There can be few wound care products with a greater research portfolio than four-layer bandaging. The wealth of evidence accumulated over the past decade confirms its value in improving outcomes for patients with venous leg ulcers. Before the development of the four-layer system, venous ulcers often failed to heal and patients reported decades of unrelenting suffering. In addition to greatly improved clinical outcomes, research confirms that improvements in patients' quality of life are associated with ulcer healing. In increasingly consumer-led health systems these issues will become of central importance as patients become more empowered and knowledgeable, and demand the most effective care.

The acceptance of four-layer bandaging systems by practitioners in clinical practice is affected by a number of factors. The system is applied with relative ease after training and is not subject to the variations in performance seen in some other bandage systems, which require more training and greater expertise [37].
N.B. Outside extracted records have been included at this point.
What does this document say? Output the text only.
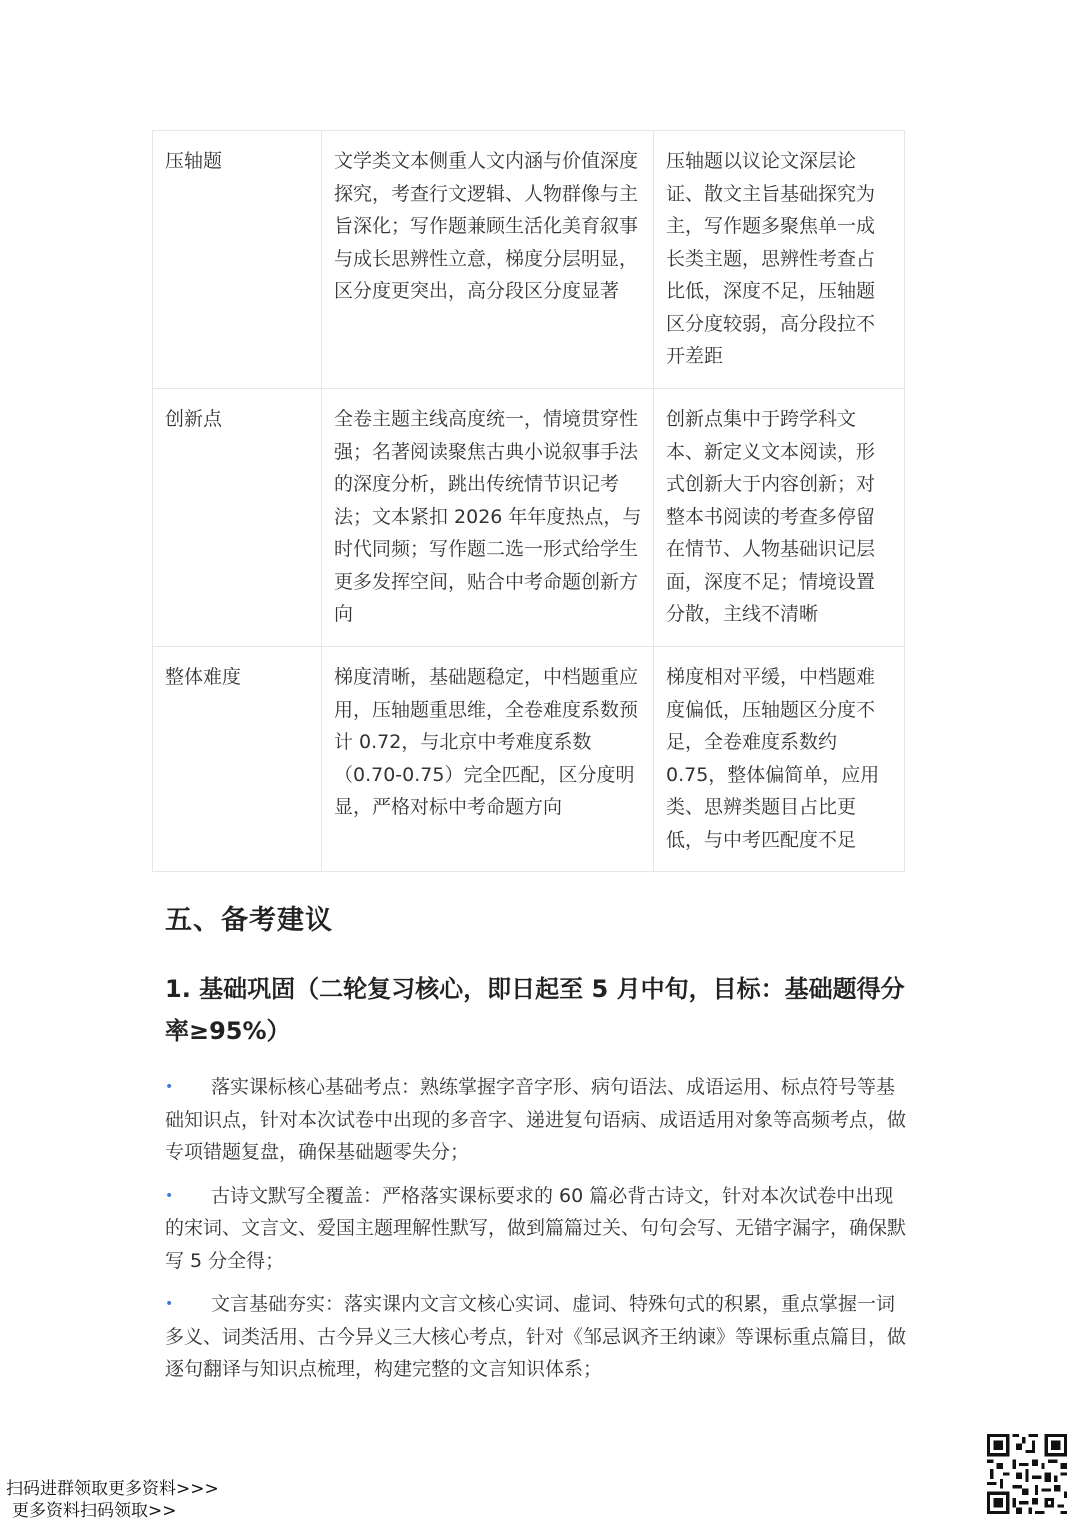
压轴题	文学类文本侧重人文内涵与价值深度探究，考查行文逻辑、人物群像与主旨深化；写作题兼顾生活化美育叙事与成长思辨性立意，梯度分层明显，区分度更突出，高分段区分度显著	压轴题以议论文深层论证、散文主旨基础探究为主，写作题多聚焦单一成长类主题，思辨性考查占比低，深度不足，压轴题区分度较弱，高分段拉不开差距
创新点	全卷主题主线高度统一，情境贯穿性强；名著阅读聚焦古典小说叙事手法的深度分析，跳出传统情节识记考法；文本紧扣 2026 年年度热点，与时代同频；写作题二选一形式给学生更多发挥空间，贴合中考命题创新方向	创新点集中于跨学科文本、新定义文本阅读，形式创新大于内容创新；对整本书阅读的考查多停留在情节、人物基础识记层面，深度不足；情境设置分散，主线不清晰
整体难度	梯度清晰，基础题稳定，中档题重应用，压轴题重思维，全卷难度系数预计 0.72，与北京中考难度系数（0.70-0.75）完全匹配，区分度明显，严格对标中考命题方向	梯度相对平缓，中档题难度偏低，压轴题区分度不足，全卷难度系数约 0.75，整体偏简单，应用类、思辨类题目占比更低，与中考匹配度不足
五、备考建议
1. 基础巩固（二轮复习核心，即日起至 5 月中旬，目标：基础题得分率≥95%）
• 落实课标核心基础考点：熟练掌握字音字形、病句语法、成语运用、标点符号等基础知识点，针对本次试卷中出现的多音字、递进复句语病、成语适用对象等高频考点，做专项错题复盘，确保基础题零失分；
• 古诗文默写全覆盖：严格落实课标要求的 60 篇必背古诗文，针对本次试卷中出现的宋词、文言文、爱国主题理解性默写，做到篇篇过关、句句会写、无错字漏字，确保默写 5 分全得；
• 文言基础夯实：落实课内文言文核心实词、虚词、特殊句式的积累，重点掌握一词多义、词类活用、古今异义三大核心考点，针对《邹忌讽齐王纳谏》等课标重点篇目，做逐句翻译与知识点梳理，构建完整的文言知识体系；
扫码进群领取更多资料>>>
更多资料扫码领取>>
Despite these advances many patients do not receive optimum care. Compression therapy will only reach its full potential if it is placed within an effective multidisciplinary service [1] [46]. Compression treats the symptoms of ulceration, but practitioners must continue to strive to understand and eradicate the causes of venous ulceration. In the meantime, effective compression systems such as the four-layer bandaging system will remain the cornerstone of the management of venous and lymphatic disorders.